At Auschwitz, he survived multiple selections for the gas chambers due to his age and strong build.

In October 1943, Moshe met another Thessaloniki native, Jacob “Jakito” Maestro, who worked in the SS employment service and helped Moshe enroll as a trainee in the camp’s school for construction workers, but, after being caught smuggling a letter to a female inmate, he was forced to do penal labor.

On January 21, 1945 Moshe was ordered to evacuate Auschwitz along with thousands of other inmates. The prisoners marched for days and Moshe recounted hearing the Nazi guards shoot those who could no longer walk. After several days of marching the prisoners arrived at a train station where they were placed on freight wagons headed for the Mauthausen concentration camp in Austria. The trip lasted three days without food or water.

After some time at Mauthausen, Moshe was transferred to the Melk sub-camp where he was forced to work in a munitions factory hidden deep inside a mountain.

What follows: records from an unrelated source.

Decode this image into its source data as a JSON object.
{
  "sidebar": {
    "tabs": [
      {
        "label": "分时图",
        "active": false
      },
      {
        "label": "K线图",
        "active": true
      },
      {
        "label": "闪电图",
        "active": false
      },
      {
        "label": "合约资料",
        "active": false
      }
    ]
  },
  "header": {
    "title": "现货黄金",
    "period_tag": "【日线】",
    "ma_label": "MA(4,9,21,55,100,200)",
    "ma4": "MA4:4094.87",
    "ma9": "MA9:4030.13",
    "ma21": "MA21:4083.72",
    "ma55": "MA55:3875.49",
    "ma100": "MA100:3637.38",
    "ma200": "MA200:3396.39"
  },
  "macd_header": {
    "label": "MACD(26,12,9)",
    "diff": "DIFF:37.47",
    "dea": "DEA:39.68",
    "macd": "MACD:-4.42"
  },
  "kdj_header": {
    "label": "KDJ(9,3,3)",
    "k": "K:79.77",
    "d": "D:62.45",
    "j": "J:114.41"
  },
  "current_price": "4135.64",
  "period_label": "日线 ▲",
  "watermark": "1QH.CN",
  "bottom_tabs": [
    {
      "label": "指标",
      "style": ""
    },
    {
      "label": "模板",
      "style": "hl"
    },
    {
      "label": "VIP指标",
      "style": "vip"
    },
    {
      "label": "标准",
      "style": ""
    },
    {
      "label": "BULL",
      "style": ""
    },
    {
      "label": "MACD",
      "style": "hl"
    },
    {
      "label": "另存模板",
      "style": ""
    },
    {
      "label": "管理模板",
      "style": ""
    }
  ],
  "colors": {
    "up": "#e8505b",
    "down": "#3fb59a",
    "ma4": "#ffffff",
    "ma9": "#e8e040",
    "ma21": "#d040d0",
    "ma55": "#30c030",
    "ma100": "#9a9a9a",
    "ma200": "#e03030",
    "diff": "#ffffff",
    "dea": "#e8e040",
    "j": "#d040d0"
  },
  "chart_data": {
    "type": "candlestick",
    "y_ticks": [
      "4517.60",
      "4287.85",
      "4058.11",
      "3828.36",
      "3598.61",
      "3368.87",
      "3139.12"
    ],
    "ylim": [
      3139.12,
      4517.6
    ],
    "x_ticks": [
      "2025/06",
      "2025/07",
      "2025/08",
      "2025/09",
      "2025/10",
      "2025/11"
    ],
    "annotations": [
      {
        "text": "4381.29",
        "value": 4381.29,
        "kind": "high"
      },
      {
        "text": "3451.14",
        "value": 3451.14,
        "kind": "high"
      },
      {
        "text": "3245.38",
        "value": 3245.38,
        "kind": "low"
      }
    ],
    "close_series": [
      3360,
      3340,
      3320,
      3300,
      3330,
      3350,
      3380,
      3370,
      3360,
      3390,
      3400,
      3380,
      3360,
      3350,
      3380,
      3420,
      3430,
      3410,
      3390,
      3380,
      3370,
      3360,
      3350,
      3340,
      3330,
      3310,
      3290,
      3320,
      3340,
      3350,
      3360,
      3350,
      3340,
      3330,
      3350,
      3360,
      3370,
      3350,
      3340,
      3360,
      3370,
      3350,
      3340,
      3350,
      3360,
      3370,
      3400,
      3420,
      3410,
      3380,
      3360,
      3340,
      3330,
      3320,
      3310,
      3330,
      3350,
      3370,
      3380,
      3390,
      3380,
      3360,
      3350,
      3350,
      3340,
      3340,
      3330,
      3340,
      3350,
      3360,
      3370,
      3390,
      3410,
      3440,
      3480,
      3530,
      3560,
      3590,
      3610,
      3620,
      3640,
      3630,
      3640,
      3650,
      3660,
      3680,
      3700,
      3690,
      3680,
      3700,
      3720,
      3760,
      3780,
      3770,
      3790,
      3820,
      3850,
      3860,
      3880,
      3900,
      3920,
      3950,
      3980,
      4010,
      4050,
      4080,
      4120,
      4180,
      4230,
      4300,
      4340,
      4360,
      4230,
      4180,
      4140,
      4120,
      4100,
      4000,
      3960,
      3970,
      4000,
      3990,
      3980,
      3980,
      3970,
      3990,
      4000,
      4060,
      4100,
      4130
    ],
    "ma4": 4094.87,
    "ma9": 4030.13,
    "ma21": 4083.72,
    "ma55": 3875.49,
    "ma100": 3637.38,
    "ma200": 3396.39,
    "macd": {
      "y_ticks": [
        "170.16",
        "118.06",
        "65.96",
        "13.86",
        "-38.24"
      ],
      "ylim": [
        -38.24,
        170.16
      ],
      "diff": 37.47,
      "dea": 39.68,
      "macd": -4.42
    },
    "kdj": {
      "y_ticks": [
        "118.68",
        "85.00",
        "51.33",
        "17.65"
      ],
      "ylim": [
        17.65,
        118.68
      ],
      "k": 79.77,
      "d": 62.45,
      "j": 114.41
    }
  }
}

With the approach of the American army, Moshe was once again forced to march. This time to Ebensee, another sub-camp of Mauthausen near the city of Linz.

Finally, on May 6, 1945 the American army liberated Mauthausen and its sub-camps.

With his newfound freedom, Moshe emigrated to British Mandatory Palestine where he fought in Israel’s War of Independence and later join the newly-formed Israel Defense Forces.